Given the high degree of correlation – or multi-collinearity – of the predictor variables, it is probably a good idea to check the VIF (variance inflation factor).
You may need to install the car (companion to applied regression) package, and load the library.
library(car) vif(m2); vif(m2a); vif(m3)
wt cyl 2.579312 2.579312 wt hp 1.766625 1.766625 wt cyl am 3.609011 2.584066 1.924955
Depending on the purpose of the model, VIFs of 10 or even higher are okay. The model VIFs which are all below 3.7 indicate that they do not have excessive multi-collinearity. However, since am does not add any predictive power, there is no need to consider m3 any further.

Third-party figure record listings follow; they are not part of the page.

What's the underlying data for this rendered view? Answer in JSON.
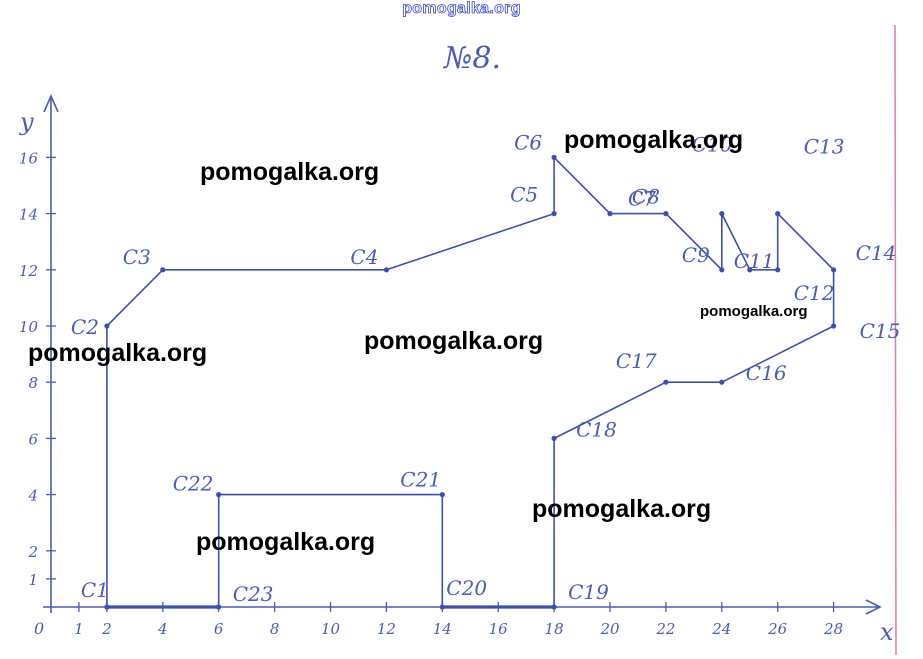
{
  "header": {
    "site": "pomogalka.org",
    "problem_number": "№8."
  },
  "axes": {
    "x_label": "x",
    "y_label": "y",
    "origin_label": "0",
    "x_ticks": [
      "1",
      "2",
      "4",
      "6",
      "8",
      "10",
      "12",
      "14",
      "16",
      "18",
      "20",
      "22",
      "24",
      "26",
      "28"
    ],
    "x_tick_values": [
      1,
      2,
      4,
      6,
      8,
      10,
      12,
      14,
      16,
      18,
      20,
      22,
      24,
      26,
      28
    ],
    "y_ticks": [
      "1",
      "2",
      "4",
      "6",
      "8",
      "10",
      "12",
      "14",
      "16"
    ],
    "y_tick_values": [
      1,
      2,
      4,
      6,
      8,
      10,
      12,
      14,
      16
    ],
    "color": "#4a5cb8"
  },
  "figure": {
    "stroke_color": "#3b4fb5",
    "points": [
      {
        "label": "C1",
        "x": 2,
        "y": 0
      },
      {
        "label": "C2",
        "x": 2,
        "y": 10
      },
      {
        "label": "C3",
        "x": 4,
        "y": 12
      },
      {
        "label": "C4",
        "x": 12,
        "y": 12
      },
      {
        "label": "C5",
        "x": 18,
        "y": 14
      },
      {
        "label": "C6",
        "x": 18,
        "y": 16
      },
      {
        "label": "C7",
        "x": 20,
        "y": 14
      },
      {
        "label": "C8",
        "x": 22,
        "y": 14
      },
      {
        "label": "C9",
        "x": 24,
        "y": 12
      },
      {
        "label": "C10",
        "x": 24,
        "y": 14
      },
      {
        "label": "C11",
        "x": 25,
        "y": 12
      },
      {
        "label": "C12",
        "x": 26,
        "y": 12
      },
      {
        "label": "C13",
        "x": 26,
        "y": 14
      },
      {
        "label": "C14",
        "x": 28,
        "y": 12
      },
      {
        "label": "C15",
        "x": 28,
        "y": 10
      },
      {
        "label": "C16",
        "x": 24,
        "y": 8
      },
      {
        "label": "C17",
        "x": 22,
        "y": 8
      },
      {
        "label": "C18",
        "x": 18,
        "y": 6
      },
      {
        "label": "C19",
        "x": 18,
        "y": 0
      },
      {
        "label": "C20",
        "x": 14,
        "y": 0
      },
      {
        "label": "C21",
        "x": 14,
        "y": 4
      },
      {
        "label": "C22",
        "x": 6,
        "y": 4
      },
      {
        "label": "C23",
        "x": 6,
        "y": 0
      }
    ]
  },
  "watermarks": [
    {
      "text": "pomogalka.org"
    },
    {
      "text": "pomogalka.org"
    },
    {
      "text": "pomogalka.org"
    },
    {
      "text": "pomogalka.org"
    },
    {
      "text": "pomogalka.org"
    },
    {
      "text": "pomogalka.org"
    },
    {
      "text": "pomogalka.org"
    }
  ]
}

12. Diagnostics plots for lm
How do we choose between m2 (mpg ~ wt + cyl) and m2a (mpg ~ wt + hp)? One way is to see which model has better diagnostics.

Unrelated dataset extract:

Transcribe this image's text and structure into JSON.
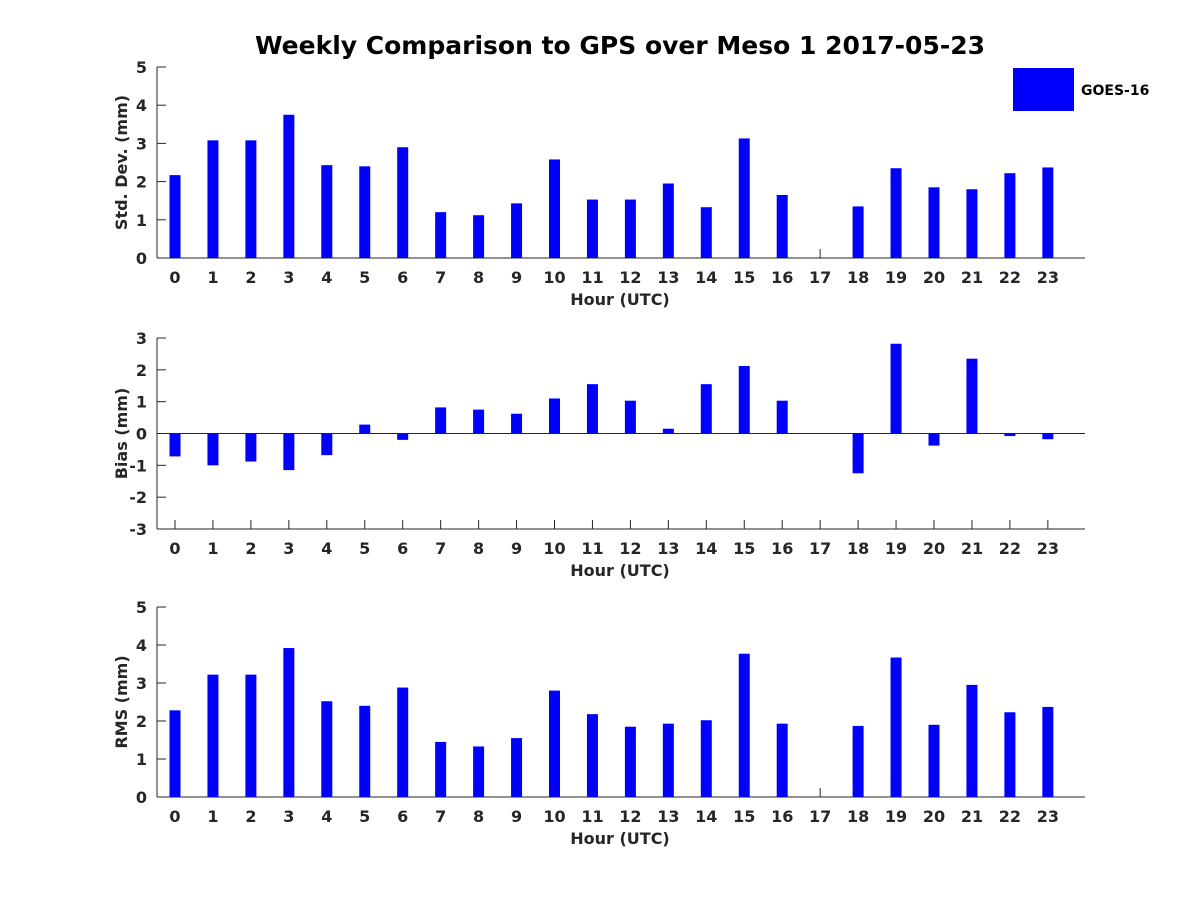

Note that diagnostics tell you how well the model fits the underlying assumptions of linear regression. So it is an important step for all regression models.
par(mfrow = c(2,2)) plot(m2a)
Comparing the diagnostics for m2 (mpg ~ wt + cyl) and m2a (mpg ~ wt + hp), we see that the diagnostics are a little bit better for m2a. The residual plots, which test the assumption that the error term (residuals) are random, are comparable – may be marginally better for m2a, while the qq plot, which tests the assumption of normality of the residuals,is slightly better than for m2a than m2. The scale-location plot, which is a test for residuals being independent of predictors, might be a little bit better for m2a, and the leverage plots (which measure the influence of individual observations on the model) are comparable. All in all, based on our sample set, m2a might be a slightly better model choice.
R packages (stats, corrplot, car, MASS) make developing descriptive and predictive linear regression models relatively simple. We developed a regression model using a very small subset of R funtionality. For example, for a data set with a greater number of predictors and observations, we could do a stepwise regression using the step function in the stats package or stepAIC in MASS package. We can also fit polynomials and look for interactions between variables. For more complex statistical modeling, R has packages like gam (general additive models); glm (generalized linear models) and nlme (multi-level modeling).